How Can I Forgive Myself for Getting an Abortion?
  • Published Aug 03, 2022

The following is a transcribed Video Q&A, so the text may not read like an edited article would. Scroll to the bottom to view this video in its entirety. 

One of the things that I have heard many people say is that if you haven’t overcome your problems after abortion, then you are putting yourself above the mercy of God. You are saying that the cross wasn’t sufficient. And I think that is a really incomplete understanding of the emotional dynamic of what happens after abortion. First of all, there is an unresolved grief. And it is a disenfranchised grief. You will hear that with women who experience miscarriage. The church doesn’t know what to do with it, particularly those denominations who practice infant baptism.  Where is that child? Was it really a child? Do we need to be concerned about that life before birth? Grieving a child you have never met, often when there is no body to bury, is very difficult for people to work their way through.

But the problem of holding yourself apart form the forgiveness of God, I’ve heard some people say the answer is forgiving yourself. If you know that God has forgiven you then you need to go ahead and forgive yourself. I think that can be true, but even that sometimes will not be the final thing that leads to peace. In my case, what I think needed to happen was that I needed to accept exactly who I was.

At the center of my choice for abortion was a moment of cowardice. I had not reflected upon this as moral decision making when I went in to make the appointment and even when I went in to have the procedure done.
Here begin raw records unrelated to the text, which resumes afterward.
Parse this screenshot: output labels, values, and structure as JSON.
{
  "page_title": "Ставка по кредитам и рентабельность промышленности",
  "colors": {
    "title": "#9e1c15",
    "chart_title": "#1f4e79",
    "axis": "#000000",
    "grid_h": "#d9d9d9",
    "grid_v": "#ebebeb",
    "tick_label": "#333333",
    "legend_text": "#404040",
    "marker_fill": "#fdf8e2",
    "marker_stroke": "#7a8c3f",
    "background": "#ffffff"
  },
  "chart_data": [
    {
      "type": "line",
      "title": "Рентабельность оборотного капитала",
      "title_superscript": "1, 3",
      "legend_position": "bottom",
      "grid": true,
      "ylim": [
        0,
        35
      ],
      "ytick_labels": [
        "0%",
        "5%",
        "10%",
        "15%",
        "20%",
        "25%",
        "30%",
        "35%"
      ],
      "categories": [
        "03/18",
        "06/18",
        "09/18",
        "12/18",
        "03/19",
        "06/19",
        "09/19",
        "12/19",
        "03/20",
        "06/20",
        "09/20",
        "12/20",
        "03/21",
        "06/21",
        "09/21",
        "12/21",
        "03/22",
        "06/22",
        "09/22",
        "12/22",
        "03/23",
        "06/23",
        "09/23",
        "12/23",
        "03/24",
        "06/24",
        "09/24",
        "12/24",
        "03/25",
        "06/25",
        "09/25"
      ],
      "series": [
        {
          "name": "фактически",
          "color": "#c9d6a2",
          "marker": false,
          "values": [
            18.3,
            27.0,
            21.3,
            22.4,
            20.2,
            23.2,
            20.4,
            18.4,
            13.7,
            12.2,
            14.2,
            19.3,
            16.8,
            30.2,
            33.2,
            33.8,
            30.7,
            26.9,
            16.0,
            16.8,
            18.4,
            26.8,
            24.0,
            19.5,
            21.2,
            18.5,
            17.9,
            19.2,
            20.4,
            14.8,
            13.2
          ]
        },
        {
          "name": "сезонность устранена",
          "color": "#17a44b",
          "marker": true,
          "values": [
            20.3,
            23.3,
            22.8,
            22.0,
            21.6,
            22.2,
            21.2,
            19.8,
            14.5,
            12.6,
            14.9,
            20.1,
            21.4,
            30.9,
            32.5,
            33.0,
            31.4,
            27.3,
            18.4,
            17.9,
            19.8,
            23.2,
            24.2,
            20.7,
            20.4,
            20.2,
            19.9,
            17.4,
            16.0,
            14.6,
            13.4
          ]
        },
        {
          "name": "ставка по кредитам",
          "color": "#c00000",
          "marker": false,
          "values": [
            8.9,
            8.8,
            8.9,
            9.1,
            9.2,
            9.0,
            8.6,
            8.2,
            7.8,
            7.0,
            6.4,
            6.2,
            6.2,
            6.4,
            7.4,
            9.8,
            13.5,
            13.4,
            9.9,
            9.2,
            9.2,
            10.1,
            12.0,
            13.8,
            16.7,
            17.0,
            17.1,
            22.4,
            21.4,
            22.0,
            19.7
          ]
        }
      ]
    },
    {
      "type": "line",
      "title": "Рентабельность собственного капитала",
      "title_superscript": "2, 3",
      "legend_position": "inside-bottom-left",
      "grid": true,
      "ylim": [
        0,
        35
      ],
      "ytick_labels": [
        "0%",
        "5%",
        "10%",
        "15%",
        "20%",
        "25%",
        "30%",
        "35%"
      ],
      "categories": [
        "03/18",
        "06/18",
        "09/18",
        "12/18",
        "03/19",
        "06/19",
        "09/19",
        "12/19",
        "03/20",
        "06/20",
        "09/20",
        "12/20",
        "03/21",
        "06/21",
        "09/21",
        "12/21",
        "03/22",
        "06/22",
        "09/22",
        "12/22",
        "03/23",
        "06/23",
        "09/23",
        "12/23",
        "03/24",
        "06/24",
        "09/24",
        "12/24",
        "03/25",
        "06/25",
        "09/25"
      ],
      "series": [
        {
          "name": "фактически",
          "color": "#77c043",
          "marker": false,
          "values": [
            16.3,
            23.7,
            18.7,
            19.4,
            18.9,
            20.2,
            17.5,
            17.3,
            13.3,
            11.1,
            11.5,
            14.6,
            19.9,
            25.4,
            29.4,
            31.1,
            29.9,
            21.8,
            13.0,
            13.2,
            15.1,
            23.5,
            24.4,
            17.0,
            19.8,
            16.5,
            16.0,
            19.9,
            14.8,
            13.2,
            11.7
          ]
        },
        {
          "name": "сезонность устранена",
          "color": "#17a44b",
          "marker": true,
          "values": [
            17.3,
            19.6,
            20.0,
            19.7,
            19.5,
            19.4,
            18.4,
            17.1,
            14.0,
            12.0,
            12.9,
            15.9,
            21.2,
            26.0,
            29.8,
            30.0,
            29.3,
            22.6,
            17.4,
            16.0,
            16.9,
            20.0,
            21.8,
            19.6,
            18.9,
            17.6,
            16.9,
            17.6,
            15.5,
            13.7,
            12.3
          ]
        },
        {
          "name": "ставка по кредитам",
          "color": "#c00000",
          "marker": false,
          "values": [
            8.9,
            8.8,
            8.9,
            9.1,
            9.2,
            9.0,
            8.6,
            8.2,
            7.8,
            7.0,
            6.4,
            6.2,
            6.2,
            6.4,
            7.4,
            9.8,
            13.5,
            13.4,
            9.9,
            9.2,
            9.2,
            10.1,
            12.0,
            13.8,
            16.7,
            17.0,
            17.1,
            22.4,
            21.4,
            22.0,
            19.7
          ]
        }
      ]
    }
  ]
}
The attendant took my hand and asked if it was alright, right before it was set to begin. And I believe the Holy Spirit came to let me know that it was wrong in that moment.

As I said, I had not reflected, it was just desperate problem solving. But knowing that it was wrong there was then a calculation. What can I do? My fiancé is out in the waiting room—to his credit he at least accompanied me. I knew our relationship would be over. How could I possibly get up and walk forward being pregnant? So, I passively allowed the abortion to happen which reflected cowardice on my part. Until I could accept that if I am put under enough pressure I will behave like a coward, until I could accept that about myself, nothing changed.

But knowing that Jesus does not hate that cowardice in me. He says no cowards will go to heaven, he says that in Revelation, but he can make us so we are not cowards. He can make us brave. To me one of the things I try to do is help women pinpoint—what was the spiritual problem that put you in that position? Because it is likely a thread that runs through other aspects. And it is likely a thread that you need to accept about yourself and give it to the Lord.

As Corinthians tells us when it says “God made him to be sin for us so that we may become the righteousness of God” unless we give that to him, we render him ineffective in his ability to change us. So, I think that very deep self-acceptance is important to be able to truly come before God without excuse and say this actually is who I am. And then we learn that by His grace he makes us what we never were.